Domiciliary nocturnal intermittent positive pressure ventilation in patients with respiratory failure due to severe COPD: long-term follow up and effect on survival.

BACKGROUND

There is increasing interest in the use of non-invasive nocturnal intermittent positive pressure ventilation (NIPPV) in the management of patients with chronic hypercapnoeic (type II) respiratory failure. Although this treatment enables patients requiring mechanical ventilatory support to the treated more readily at home, few studies have been done to demonstrate its long term benefits in chronic obstructive pulmonary disease (COPD) and the application of NIPPV in these circumstances remains controversial.

METHODS

Eleven patients in severe stable chronic type II respiratory failure due to COPD who were unresponsive to conventional treatments experienced symptomatic hypercapnia when receiving sufficient supplementary oxygen to result in an arterial oxygen saturation (SaO2) of > 90%. They were assessed for treatment with NIPPV, and its effects were observed for over two years using arterial blood gas tensions, spirometric parameters and body mass index (BMI), survival, hospital admissions, use of general practitioner resources, and patient satisfaction.

RESULTS

Hospital admissions and GP consultations were halved after one year compared with the year before NIPPV and there was a sustained improvement in arterial blood gas tensions at 12 and 24 months when breathing air, despite progressive deterioration in ventilatory function.
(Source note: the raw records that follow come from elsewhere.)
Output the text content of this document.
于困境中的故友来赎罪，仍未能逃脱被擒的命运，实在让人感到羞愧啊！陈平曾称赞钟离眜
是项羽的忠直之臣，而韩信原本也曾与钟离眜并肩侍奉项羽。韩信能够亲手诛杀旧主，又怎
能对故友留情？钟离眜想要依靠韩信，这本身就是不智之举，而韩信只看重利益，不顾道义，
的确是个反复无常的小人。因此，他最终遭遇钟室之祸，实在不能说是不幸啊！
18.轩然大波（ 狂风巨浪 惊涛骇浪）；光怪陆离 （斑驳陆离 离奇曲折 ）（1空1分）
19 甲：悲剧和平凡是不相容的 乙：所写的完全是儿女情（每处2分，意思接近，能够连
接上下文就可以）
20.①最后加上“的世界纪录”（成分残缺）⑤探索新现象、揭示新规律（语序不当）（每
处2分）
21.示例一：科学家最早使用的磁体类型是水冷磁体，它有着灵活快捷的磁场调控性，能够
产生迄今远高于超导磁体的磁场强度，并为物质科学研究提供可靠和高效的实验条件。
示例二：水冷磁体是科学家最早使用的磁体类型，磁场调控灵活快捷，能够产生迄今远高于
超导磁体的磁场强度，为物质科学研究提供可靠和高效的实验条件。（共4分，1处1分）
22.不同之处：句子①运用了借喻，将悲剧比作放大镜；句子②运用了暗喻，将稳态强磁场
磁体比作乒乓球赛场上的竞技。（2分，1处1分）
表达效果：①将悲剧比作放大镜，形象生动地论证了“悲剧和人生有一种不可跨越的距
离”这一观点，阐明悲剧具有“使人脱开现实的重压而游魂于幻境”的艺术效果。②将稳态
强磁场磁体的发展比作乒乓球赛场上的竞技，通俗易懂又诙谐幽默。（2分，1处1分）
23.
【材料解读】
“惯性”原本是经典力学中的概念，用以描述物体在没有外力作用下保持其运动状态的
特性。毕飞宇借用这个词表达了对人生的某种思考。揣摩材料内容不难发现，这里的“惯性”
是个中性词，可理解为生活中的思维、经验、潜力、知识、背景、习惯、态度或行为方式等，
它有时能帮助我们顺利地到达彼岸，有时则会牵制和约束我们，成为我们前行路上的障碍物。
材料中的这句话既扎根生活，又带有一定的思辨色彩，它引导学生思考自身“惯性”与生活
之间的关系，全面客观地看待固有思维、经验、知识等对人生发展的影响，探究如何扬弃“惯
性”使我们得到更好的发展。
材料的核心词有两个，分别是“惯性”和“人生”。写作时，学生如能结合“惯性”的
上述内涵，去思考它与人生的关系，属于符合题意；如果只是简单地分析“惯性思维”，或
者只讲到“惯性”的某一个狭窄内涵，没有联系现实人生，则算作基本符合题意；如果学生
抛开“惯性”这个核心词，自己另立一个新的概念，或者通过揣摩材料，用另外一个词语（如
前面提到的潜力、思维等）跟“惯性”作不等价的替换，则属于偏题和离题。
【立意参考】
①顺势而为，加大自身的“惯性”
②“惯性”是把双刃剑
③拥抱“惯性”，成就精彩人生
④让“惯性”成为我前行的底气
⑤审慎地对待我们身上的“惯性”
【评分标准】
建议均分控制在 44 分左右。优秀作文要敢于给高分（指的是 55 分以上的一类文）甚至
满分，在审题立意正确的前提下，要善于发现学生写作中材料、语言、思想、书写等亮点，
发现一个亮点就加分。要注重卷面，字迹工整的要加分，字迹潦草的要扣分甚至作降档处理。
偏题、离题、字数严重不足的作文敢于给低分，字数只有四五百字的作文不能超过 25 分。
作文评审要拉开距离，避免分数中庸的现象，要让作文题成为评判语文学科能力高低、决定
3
BMI did not change during the period of observation. The median survival was 920 days, with no patient dying within the first 500 days.

CONCLUSIONS

Domiciliary NIPPV results in improvements in arterial blood gas tensions which are sustained after two years of treatment and reduces both hospital admissions and general practitioner visits by patients with severe COPD in hypercapnoeic respiratory failure. It is well tolerated and, although there was no control group, survival appears to be prolonged when these results are compared with those of the NOTT and MRC (LTOT) trials.